Comparing Predictive Power in Climate Data: Clustering Matters
- Cite this paper as:
- Steinhaeuser K., Chawla N.V., Ganguly A.R. (2011) Comparing Predictive Power in Climate Data: Clustering Matters. In: Pfoser D. et al. (eds) Advances in Spatial and Temporal Databases. SSTD 2011. Lecture Notes in Computer Science, vol 6849. Springer, Berlin, Heidelberg
Various clustering methods have been applied to climate, ecological, and other environmental datasets, for example to define climate zones, automate land-use classification, and similar tasks.
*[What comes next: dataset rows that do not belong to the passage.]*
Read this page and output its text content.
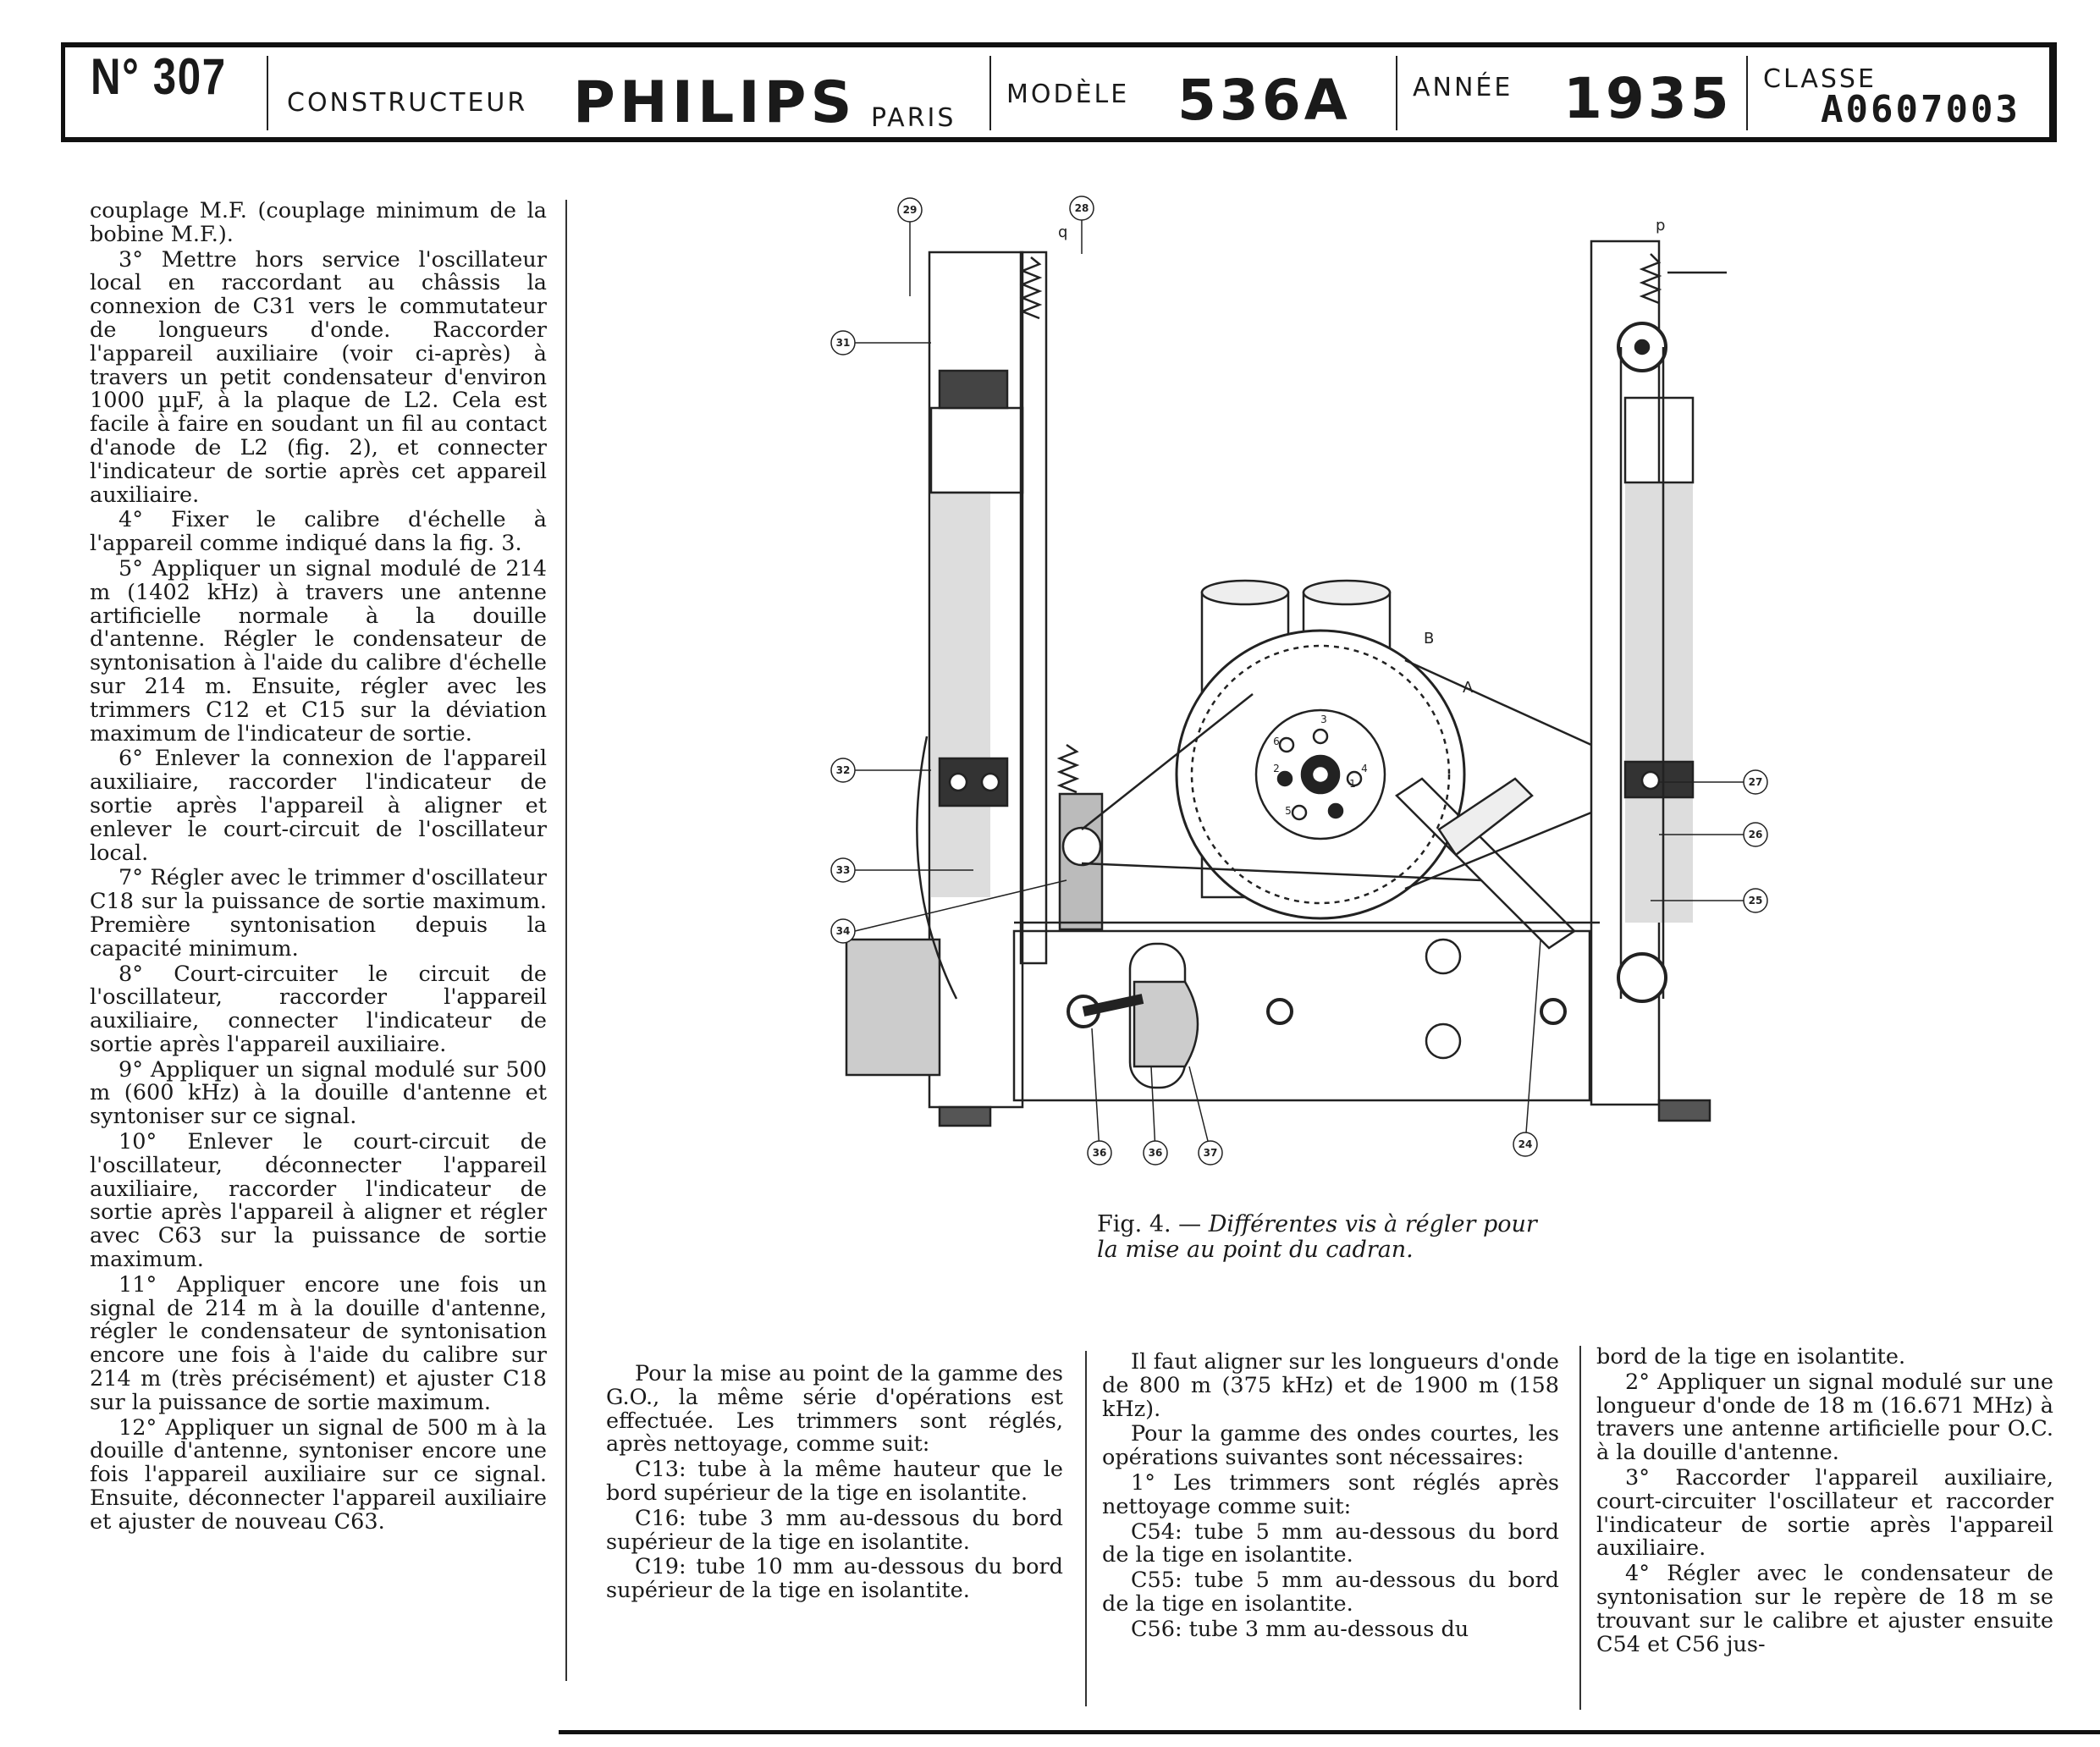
N° 307 CONSTRUCTEUR PHILIPS PARIS
MODÈLE 536A ANNÉE 1935 CLASSE
A0607003

couplage M.F. (couplage minimum de la bobine M.F.).

3° Mettre hors service l'oscillateur local en raccordant au châssis la connexion de C31 vers le commutateur de longueurs d'onde. Raccorder l'appareil auxiliaire (voir ci-après) à travers un petit condensateur d'environ 1000 µµF, à la plaque de L2. Cela est facile à faire en soudant un fil au contact d'anode de L2 (fig. 2), et connecter l'indicateur de sortie après cet appareil auxiliaire.

4° Fixer le calibre d'échelle à l'appareil comme indiqué dans la fig. 3.

5° Appliquer un signal modulé de 214 m (1402 kHz) à travers une antenne artificielle normale à la douille d'antenne. Régler le condensateur de syntonisation à l'aide du calibre d'échelle sur 214 m. Ensuite, régler avec les trimmers C12 et C15 sur la déviation maximum de l'indicateur de sortie.

6° Enlever la connexion de l'appareil auxiliaire, raccorder l'indicateur de sortie après l'appareil à aligner et enlever le court-circuit de l'oscillateur local.

7° Régler avec le trimmer d'oscillateur C18 sur la puissance de sortie maximum. Première syntonisation depuis la capacité minimum.

8° Court-circuiter le circuit de l'oscillateur, raccorder l'appareil auxiliaire, connecter l'indicateur de sortie après l'appareil auxiliaire.

9° Appliquer un signal modulé sur 500 m (600 kHz) à la douille d'antenne et syntoniser sur ce signal.

10° Enlever le court-circuit de l'oscillateur, déconnecter l'appareil auxiliaire, raccorder l'indicateur de sortie après l'appareil à aligner et régler avec C63 sur la puissance de sortie maximum.

11° Appliquer encore une fois un signal de 214 m à la douille d'antenne, régler le condensateur de syntonisation encore une fois à l'aide du calibre sur 214 m (très précisément) et ajuster C18 sur la puissance de sortie maximum.

12° Appliquer un signal de 500 m à la douille d'antenne, syntoniser encore une fois l'appareil auxiliaire sur ce signal. Ensuite, déconnecter l'appareil auxiliaire et ajuster de nouveau C63.

29	28
31
32
33
34
27
26
25
24
36	36	37
q	p
B
A
1
2
3
4
5
6
Fig. 4. — Différentes vis à régler pour la mise au point du cadran.

Pour la mise au point de la gamme des G.O., la même série d'opérations est effectuée. Les trimmers sont réglés, après nettoyage, comme suit:

C13: tube à la même hauteur que le bord supérieur de la tige en isolantite.

C16: tube 3 mm au-dessous du bord supérieur de la tige en isolantite.

C19: tube 10 mm au-dessous du bord supérieur de la tige en isolantite.

Il faut aligner sur les longueurs d'onde de 800 m (375 kHz) et de 1900 m (158 kHz).

Pour la gamme des ondes courtes, les opérations suivantes sont nécessaires:

1° Les trimmers sont réglés après nettoyage comme suit:

C54: tube 5 mm au-dessous du bord de la tige en isolantite.

C55: tube 5 mm au-dessous du bord de la tige en isolantite.

C56: tube 3 mm au-dessous du

bord de la tige en isolantite.

2° Appliquer un signal modulé sur une longueur d'onde de 18 m (16.671 MHz) à travers une antenne artificielle pour O.C. à la douille d'antenne.

3° Raccorder l'appareil auxiliaire, court-circuiter l'oscillateur et raccorder l'indicateur de sortie après l'appareil auxiliaire.

4° Régler avec le condensateur de syntonisation sur le repère de 18 m se trouvant sur le calibre et ajuster ensuite C54 et C56 jus-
Measuring the “goodness” of such clusters is generally application-dependent and highly subjective, often requiring domain expertise and/or validation with field data (which can be costly or even impossible to acquire). Here we focus on one particular task: the extraction of ocean climate indices from observed climatological data. In this case, it is possible to quantify the relative performance of different methods. Specifically, we propose to extract indices with complex networks constructed from climate data, which have been shown to effectively capture the dynamical behavior of the global climate system, and compare their predictive power to candidate indices obtained using other popular clustering methods. Our results demonstrate that network-based clusters are statistically significantly better predictors of land climate than any other clustering method, which could lead to a deeper understanding of climate processes and complement physics-based climate models.